Quite unprompted, midway through our interview she says that The Independent offers "the best journalism in the world". This is not, I hasten to add, just gratuitous flattery. It is expressed as part of the actress's deep concern about the state of the media in the US.

Kingston, who has now been based in America for the past six years and is one of the leading lights in the top-rated US medical drama, ER (where she is said to earn $150,000, or £90,000, per episode), shows no sign of wanting to abandon her very comfortable life in the US - and who can blame her for that?
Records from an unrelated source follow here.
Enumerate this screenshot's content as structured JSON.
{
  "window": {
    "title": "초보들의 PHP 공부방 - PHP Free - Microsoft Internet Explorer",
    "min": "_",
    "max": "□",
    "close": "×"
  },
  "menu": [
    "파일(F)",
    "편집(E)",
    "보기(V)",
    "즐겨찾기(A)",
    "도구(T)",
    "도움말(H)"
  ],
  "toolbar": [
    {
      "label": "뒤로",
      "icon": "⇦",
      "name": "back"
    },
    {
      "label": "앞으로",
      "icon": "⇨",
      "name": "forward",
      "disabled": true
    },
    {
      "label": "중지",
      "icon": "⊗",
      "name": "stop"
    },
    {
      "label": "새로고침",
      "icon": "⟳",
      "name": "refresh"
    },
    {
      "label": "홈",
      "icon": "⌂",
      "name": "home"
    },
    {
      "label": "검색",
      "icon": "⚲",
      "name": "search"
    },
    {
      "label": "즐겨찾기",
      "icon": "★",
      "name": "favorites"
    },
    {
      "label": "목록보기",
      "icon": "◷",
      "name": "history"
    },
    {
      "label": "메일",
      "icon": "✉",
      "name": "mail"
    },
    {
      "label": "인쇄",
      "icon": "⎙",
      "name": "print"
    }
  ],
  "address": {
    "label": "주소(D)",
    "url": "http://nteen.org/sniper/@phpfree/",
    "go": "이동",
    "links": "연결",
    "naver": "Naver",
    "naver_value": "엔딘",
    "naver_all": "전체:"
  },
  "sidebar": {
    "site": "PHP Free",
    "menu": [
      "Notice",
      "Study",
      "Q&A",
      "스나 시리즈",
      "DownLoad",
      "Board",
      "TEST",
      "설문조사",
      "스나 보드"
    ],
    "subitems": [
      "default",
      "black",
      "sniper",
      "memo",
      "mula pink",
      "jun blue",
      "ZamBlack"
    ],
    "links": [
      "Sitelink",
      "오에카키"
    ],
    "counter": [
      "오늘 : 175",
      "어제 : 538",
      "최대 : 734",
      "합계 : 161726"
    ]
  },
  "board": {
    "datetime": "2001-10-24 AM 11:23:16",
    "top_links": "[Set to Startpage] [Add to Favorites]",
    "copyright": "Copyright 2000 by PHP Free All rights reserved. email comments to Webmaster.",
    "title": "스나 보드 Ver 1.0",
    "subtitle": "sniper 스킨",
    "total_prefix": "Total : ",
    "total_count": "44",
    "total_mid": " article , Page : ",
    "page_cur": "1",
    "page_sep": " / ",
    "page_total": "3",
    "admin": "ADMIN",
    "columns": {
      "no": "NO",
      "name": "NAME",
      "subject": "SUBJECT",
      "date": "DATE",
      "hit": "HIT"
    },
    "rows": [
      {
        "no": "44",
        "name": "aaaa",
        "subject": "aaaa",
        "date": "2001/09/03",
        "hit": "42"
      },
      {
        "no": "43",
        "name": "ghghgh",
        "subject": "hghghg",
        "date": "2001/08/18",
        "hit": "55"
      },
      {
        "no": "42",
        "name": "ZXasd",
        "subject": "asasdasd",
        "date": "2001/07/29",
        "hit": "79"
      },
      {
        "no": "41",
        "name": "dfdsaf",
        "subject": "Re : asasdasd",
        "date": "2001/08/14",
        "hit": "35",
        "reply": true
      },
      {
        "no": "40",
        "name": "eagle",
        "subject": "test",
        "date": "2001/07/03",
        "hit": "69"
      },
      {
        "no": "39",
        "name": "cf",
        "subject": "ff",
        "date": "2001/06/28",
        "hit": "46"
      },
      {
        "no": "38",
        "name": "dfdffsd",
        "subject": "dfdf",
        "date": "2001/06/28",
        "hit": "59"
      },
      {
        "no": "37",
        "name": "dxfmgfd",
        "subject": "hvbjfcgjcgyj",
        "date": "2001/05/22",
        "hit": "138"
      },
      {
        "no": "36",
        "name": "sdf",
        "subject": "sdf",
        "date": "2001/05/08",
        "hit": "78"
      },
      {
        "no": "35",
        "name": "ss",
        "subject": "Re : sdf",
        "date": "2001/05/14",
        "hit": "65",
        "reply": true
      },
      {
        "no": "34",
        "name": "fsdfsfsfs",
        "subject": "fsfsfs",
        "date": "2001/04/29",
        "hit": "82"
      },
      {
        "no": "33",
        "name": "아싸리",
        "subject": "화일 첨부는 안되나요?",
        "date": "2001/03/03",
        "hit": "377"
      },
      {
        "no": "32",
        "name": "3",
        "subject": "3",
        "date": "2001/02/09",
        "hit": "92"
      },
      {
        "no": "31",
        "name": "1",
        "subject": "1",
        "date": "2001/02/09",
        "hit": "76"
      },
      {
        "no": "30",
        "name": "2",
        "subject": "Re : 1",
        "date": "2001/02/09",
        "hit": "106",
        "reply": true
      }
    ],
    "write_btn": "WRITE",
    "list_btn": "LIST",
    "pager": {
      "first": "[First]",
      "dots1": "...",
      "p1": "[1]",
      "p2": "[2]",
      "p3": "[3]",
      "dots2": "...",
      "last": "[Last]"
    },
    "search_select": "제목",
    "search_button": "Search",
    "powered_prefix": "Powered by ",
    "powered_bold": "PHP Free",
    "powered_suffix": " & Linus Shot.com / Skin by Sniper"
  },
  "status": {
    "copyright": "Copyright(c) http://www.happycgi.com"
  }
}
And yet there is a part of the actress that will remain forever England. A charming, self-deprecating presence, she has not lost her refined Home Counties accent, or her sense of irony, or her sense of fair play. The daughter of a butcher from Surrey, she is down-to-earth and defiantly English. She freely concedes that even when she is installed in her luxurious LA home, she misses "the weather. I love those cold, damp, rainy days. The fog, the roast chestnuts, PG Tips tea."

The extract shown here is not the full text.